Discussion in 'Mutoh' started by Ahmed Samy Nagada, Apr 18, 2010.

  1. Dear all Mutoh experts, for some reasons I'm thinking of changing my Spitfire 65 from mild solvent to water based ink. Theoretically it's possible as it uses Epson DX4 print heads which is used in many water based printers. I appreciate your thoughts and advice.
  2. tomence

    tomence Very Active Member

    Feb 10, 2009
    Why do you want to convert to water based inks.
  3. 1leonchen

    1leonchen Member

    Feb 12, 2009
    The carribbean
  4. Why do you want to convert to water based inks?

    Several reasons:
    1- Hassle free operation
    2- Easier maintenance
    3- Cheaper and wider range of media
    4- I don't need outdoor durability
    5- Longer head life
  5. Hi Leon,

    I have checked the link you have mentioned, it's a little bit expensive but I think it's worth the trial. Any way I still have long time to go before trying this ink, in case you try it in the near future please share your experience with us.
    By the way, what's your reasons to switch from your current ink?
  6. G-Artist

    G-Artist Active Member

    Jan 25, 2010
    According to their sale lit. your machine will use 30-50% less ink then the current eco-solv you are using as the substrate won't absorb the ink (very much like UV inks) and as soon as it is laid down it is dry due to the temp of the heated substrate.

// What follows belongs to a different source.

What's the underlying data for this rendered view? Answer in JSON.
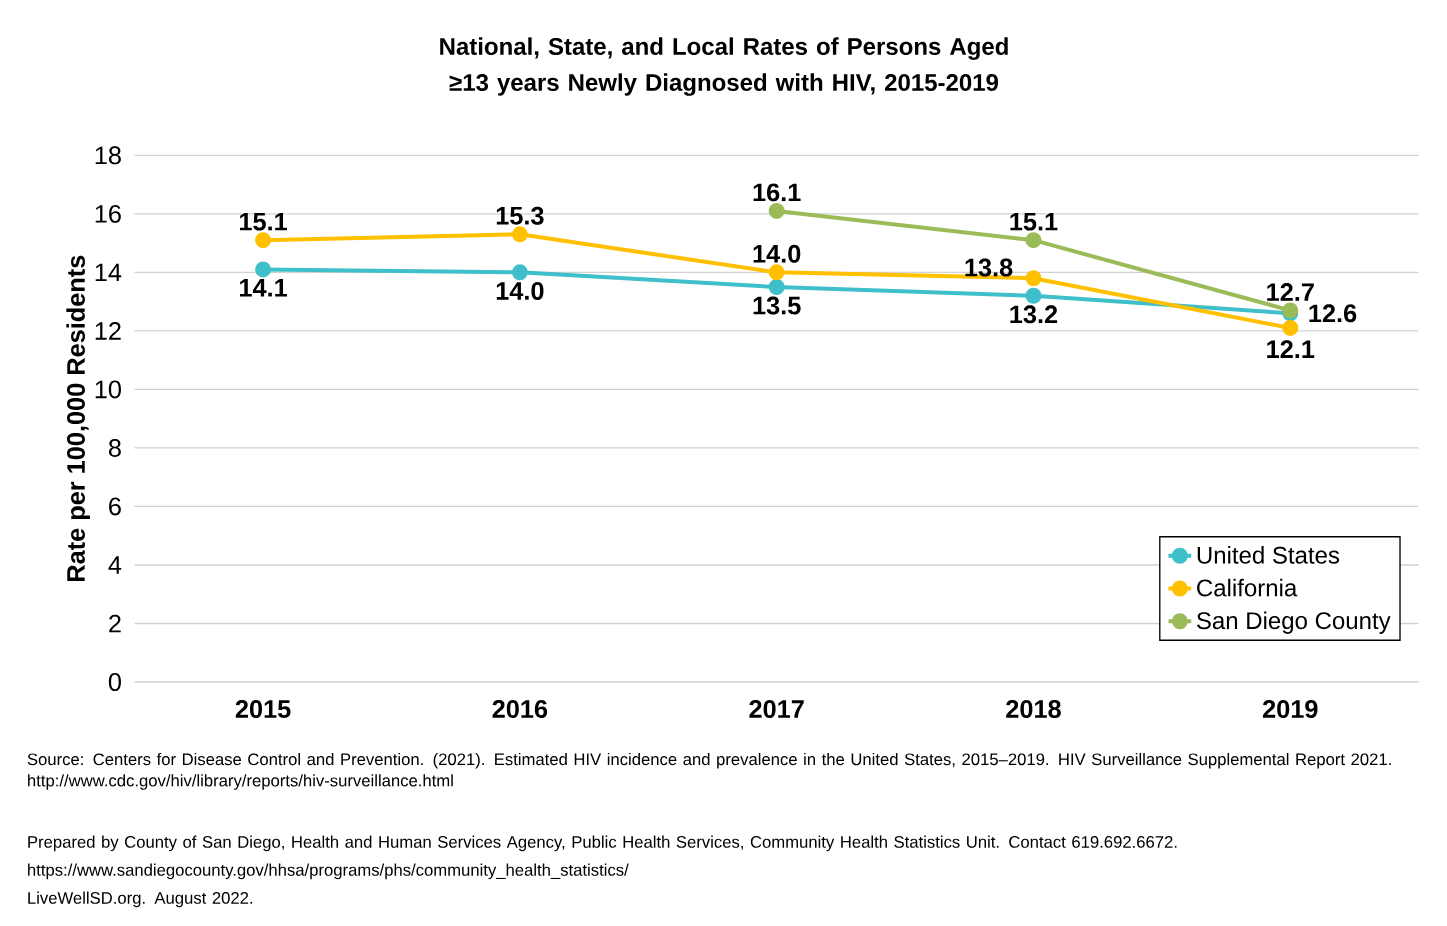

    What they had at the Orlando show was sort of impressive but they were only printing on Tyvek and I'd like to see how it performs on vinyl.

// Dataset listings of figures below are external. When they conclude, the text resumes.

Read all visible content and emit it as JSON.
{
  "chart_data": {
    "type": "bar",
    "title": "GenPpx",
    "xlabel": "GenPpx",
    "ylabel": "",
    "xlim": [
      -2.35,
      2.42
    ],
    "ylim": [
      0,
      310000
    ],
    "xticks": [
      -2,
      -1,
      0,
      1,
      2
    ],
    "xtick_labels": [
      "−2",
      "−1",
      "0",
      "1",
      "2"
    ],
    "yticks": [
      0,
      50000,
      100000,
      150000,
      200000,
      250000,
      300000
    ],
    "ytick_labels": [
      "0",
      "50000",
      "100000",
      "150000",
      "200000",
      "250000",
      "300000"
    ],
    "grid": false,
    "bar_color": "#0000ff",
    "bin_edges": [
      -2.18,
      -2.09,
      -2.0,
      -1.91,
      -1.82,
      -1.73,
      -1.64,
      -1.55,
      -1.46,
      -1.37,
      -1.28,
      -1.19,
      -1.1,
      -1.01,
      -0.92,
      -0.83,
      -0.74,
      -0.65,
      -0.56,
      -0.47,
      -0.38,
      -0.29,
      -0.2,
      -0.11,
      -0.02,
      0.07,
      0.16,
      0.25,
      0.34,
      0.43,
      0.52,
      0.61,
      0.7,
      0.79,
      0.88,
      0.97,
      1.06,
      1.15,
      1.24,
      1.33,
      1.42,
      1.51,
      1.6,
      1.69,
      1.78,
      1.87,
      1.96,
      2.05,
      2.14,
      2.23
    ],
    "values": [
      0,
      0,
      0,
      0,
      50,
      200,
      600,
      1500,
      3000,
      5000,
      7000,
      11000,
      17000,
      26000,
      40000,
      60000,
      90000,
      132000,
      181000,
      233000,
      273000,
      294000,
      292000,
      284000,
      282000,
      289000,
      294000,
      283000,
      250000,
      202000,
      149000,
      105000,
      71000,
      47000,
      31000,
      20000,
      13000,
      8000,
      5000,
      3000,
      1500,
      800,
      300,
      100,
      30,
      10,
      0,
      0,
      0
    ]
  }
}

    I'd like to hear from folks who are trying the ink.
  7. I think there will be lots of problems printing on vinyl and other heat sensitive material, the vinyl may curl under heat and also may detach from the liner and cause head crashes. Me too would like to hear from folks who already tried this ink.
  8. MachServTech

    MachServTech Very Active Member

    Sep 19, 2008
    North Carolina
    Ahmed, you should consider selling your solvent printer and purchasing a new HP, Canon or Epson aqueous machine. You can probably get good $$$ on your current printer which would easily purchase the aqueous machine NEW!

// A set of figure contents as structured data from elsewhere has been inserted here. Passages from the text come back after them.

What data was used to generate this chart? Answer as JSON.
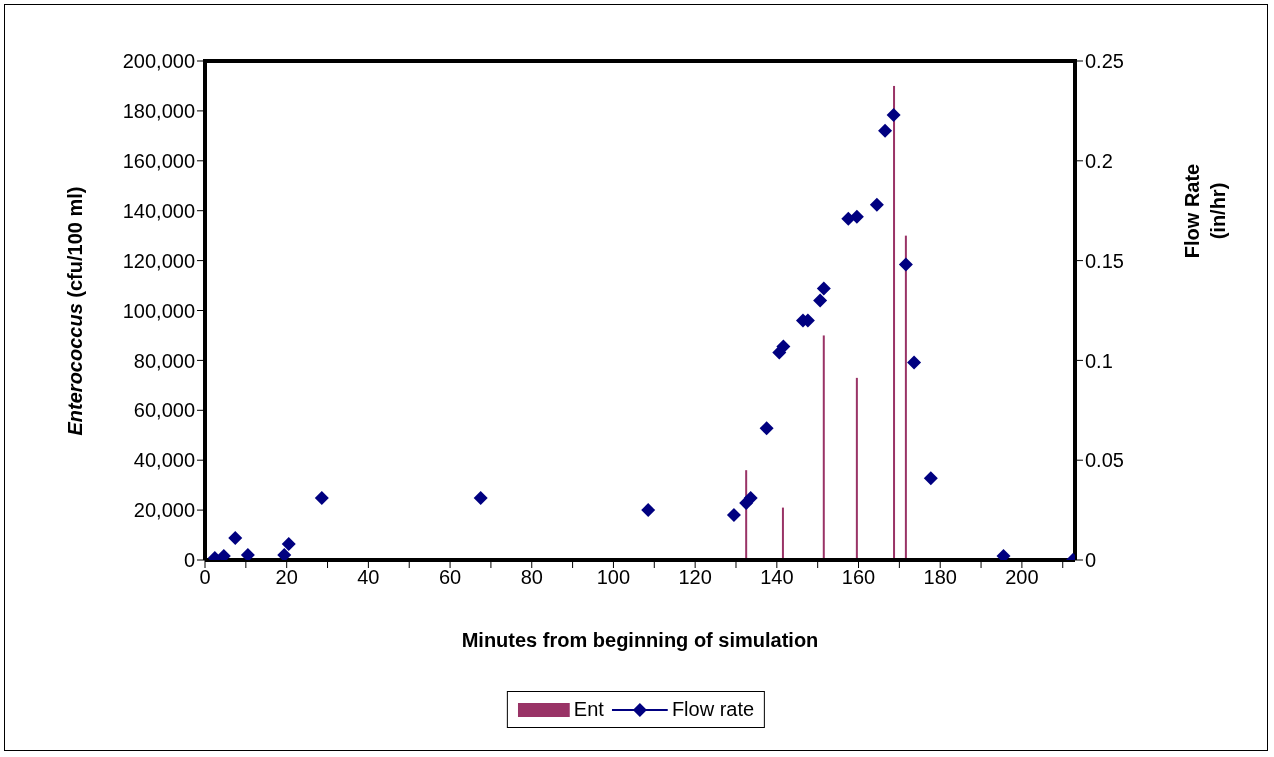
{
  "chart_data": {
    "type": "bar",
    "xlabel": "Minutes from beginning of simulation",
    "ylabel": "Enterococcus (cfu/100 ml)",
    "y2label": "Flow Rate (in/hr)",
    "series": [
      {
        "name": "Ent",
        "color": "#993366",
        "x": [
          132.5,
          141.5,
          151.5,
          159.6,
          168.7,
          171.6
        ],
        "values": [
          36000,
          21000,
          90000,
          73000,
          190000,
          130000
        ]
      },
      {
        "name": "Flow rate",
        "type": "scatter",
        "axis": "y2",
        "color": "#000080",
        "marker": "diamond",
        "x": [
          2.4,
          4.6,
          7.4,
          10.5,
          19.4,
          20.5,
          28.6,
          67.5,
          108.5,
          129.5,
          132.5,
          133.6,
          137.5,
          140.6,
          141.6,
          146.4,
          147.6,
          150.6,
          151.5,
          157.5,
          159.6,
          164.5,
          166.5,
          168.6,
          171.6,
          173.6,
          177.7,
          195.5,
          212.5
        ],
        "values": [
          0.001,
          0.002,
          0.011,
          0.0025,
          0.0025,
          0.008,
          0.031,
          0.031,
          0.025,
          0.0225,
          0.0285,
          0.031,
          0.066,
          0.104,
          0.107,
          0.12,
          0.12,
          0.13,
          0.136,
          0.171,
          0.172,
          0.178,
          0.215,
          0.223,
          0.148,
          0.099,
          0.041,
          0.002,
          0
        ]
      }
    ],
    "xlim": [
      0,
      213
    ],
    "xticks": [
      0,
      {
        "value": 10,
        "label": null
      },
      20,
      {
        "value": 30,
        "label": null
      },
      40,
      {
        "value": 50,
        "label": null
      },
      60,
      {
        "value": 70,
        "label": null
      },
      80,
      {
        "value": 90,
        "label": null
      },
      100,
      {
        "value": 110,
        "label": null
      },
      120,
      {
        "value": 130,
        "label": null
      },
      140,
      {
        "value": 150,
        "label": null
      },
      160,
      {
        "value": 170,
        "label": null
      },
      180,
      {
        "value": 190,
        "label": null
      },
      200,
      {
        "value": 210,
        "label": null
      }
    ],
    "ylim": [
      0,
      200000
    ],
    "yticks": [
      {
        "value": 0,
        "label": "0"
      },
      {
        "value": 20000,
        "label": "20,000"
      },
      {
        "value": 40000,
        "label": "40,000"
      },
      {
        "value": 60000,
        "label": "60,000"
      },
      {
        "value": 80000,
        "label": "80,000"
      },
      {
        "value": 100000,
        "label": "100,000"
      },
      {
        "value": 120000,
        "label": "120,000"
      },
      {
        "value": 140000,
        "label": "140,000"
      },
      {
        "value": 160000,
        "label": "160,000"
      },
      {
        "value": 180000,
        "label": "180,000"
      },
      {
        "value": 200000,
        "label": "200,000"
      }
    ],
    "y2lim": [
      0,
      0.25
    ],
    "y2ticks": [
      0,
      0.05,
      0.1,
      0.15,
      0.2,
      0.25
    ],
    "grid": false,
    "legend": "bottom"
  }
}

    By the time you go through the hassle of doing the conversion and the possible issues associated with it the costs will add up. Also the print quality of the aqueous printers I mentioned is vastly superior to what you can achive by converting a solvent printer to aqueous.
  9. rubo

    rubo Member

    Aug 4, 2011
    glendale ca
    SepaiX with no heat

    Hi boys and girls, I converted two printers to print with SepiaX - Epson 7800 and a Mutoh RJ 900 - I installed the heat strip in my Epson, works like a charm, the Mutoh I couldn't wait to play with ( I turned it into a flatbed) , so I pushed "print" button - and guess what - it works! Why wouldn't it - it's still pigment waterbased ink, no reason not to. It is thicker than anything I've ever seen - the waist tank is covered with thick film of ink - I have no padding in it, so I can see what's there - no liquid whatsoever - but the heads firing fine. The heat makes a difference - the colors pop up, if I print the same file on Epson - one w heat, the other without - there is difference, but it's in the eye of beholder ;) - I still get paid for my work, so It's good enough. I don't print on vinyl or other conventional sign media - I print on aluminum, wood, stone, brass, glass etc...none of it is white, hence I don't have to struggle w PMS colors and other ugly stuff...will try printing on anything, and it usually works. I took the plates out that gave me another couple of millimeters of a gap, don't need the vacuum for heavy media. OK, enough rambling - back to work. I'm new here and I just want to say you guys are great bunch of people. Cheers!

  10. SepaiX with no heat

    Hi Rubo, would very much appreciate if you shared us your experience in turning the Mutoh into a flatbed.
  11. rubo

    rubo Member

    Aug 4, 2011
    glendale ca
    it was a lot of fun...and a lot of work - here it is working:
    there are couple of more videos of same.
    I actually sold this one - already - thinking of turning this (flatbed conversion) into full time business. I feel I could turn pretty much any printer into flatbed.